In case of interstate transaction, Sec 3, 4 and 5 makes taxing of intangibles difficult.
Physical location of asset is basic criteria for imposing sales tax by a state government. Controversy of location determination arises in case of assignment of patent, trade mark or copy right.
Section 3 and Section 5
Actual physical movement of goods is necessary from one state to another or from outside India to inside or from inside India to outside in order to be charged under CST. Such physical movement may be absent in the case of intangibles.
In India the test to determine whether a property is ‘goods’ for the purpose of sales tax, is not whether the property is tangible or intangible or incorporeal. The test is whether the item concerned is capable of abstraction, consumption and use and whether it can be transmitted, transferred, delivered, stored, possessed, etc.
This necessarily implies that states have the right to tax transfer of IP.
Bharat Sanchar Nigam Ltd. -VS- Union of India (2006) 1453 STC 91
The Hon. Supreme Court held that goods may be a tangible property or an intangible one, it would become goods, if it satisfies the test.

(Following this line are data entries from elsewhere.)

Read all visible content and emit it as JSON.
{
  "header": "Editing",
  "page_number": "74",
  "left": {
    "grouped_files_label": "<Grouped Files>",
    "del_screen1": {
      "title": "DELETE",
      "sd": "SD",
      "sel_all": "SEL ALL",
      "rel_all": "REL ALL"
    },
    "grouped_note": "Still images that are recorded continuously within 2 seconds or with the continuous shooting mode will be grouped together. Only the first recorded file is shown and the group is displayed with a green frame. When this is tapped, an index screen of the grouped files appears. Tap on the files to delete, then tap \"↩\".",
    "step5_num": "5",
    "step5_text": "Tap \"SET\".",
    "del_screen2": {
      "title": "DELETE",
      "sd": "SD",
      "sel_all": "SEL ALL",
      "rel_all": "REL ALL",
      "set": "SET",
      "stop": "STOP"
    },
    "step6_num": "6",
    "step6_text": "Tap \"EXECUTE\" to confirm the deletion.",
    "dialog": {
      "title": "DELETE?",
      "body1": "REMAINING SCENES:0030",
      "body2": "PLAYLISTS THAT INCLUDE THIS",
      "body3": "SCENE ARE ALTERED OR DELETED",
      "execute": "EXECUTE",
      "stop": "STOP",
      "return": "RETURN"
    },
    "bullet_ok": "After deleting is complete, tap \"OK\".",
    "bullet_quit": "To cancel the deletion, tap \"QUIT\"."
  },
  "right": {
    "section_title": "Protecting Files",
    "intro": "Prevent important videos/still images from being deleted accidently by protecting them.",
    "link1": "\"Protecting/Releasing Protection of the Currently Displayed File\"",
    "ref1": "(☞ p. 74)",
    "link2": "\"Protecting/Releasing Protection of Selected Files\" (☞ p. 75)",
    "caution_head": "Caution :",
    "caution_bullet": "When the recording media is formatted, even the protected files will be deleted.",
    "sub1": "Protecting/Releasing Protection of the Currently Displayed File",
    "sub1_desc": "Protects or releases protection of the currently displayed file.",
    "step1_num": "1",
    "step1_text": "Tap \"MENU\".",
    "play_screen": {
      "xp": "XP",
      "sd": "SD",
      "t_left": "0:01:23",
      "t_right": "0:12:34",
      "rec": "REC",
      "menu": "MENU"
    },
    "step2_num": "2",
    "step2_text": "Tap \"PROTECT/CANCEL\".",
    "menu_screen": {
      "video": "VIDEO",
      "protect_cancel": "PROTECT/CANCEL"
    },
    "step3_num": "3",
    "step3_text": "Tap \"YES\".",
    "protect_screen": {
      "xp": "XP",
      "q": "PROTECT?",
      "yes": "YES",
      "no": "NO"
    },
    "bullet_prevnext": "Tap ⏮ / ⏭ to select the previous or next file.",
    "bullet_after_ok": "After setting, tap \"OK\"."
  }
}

Inter- state Transfer in case of tangible goods
As per sec 3&4 of the CST Act if goods moving in pursuance of contract:
Taxable in the state where the movement commences
In case of goods not moving pursuance of the contract, then taxable in the state where the appropiation is made.
Inter- state Transfer in case of intangible goods
Intangibles like patents, copyrights, trademarks since there is no movement of goods as such, transfer thereof is taxable in the State where agreement is made.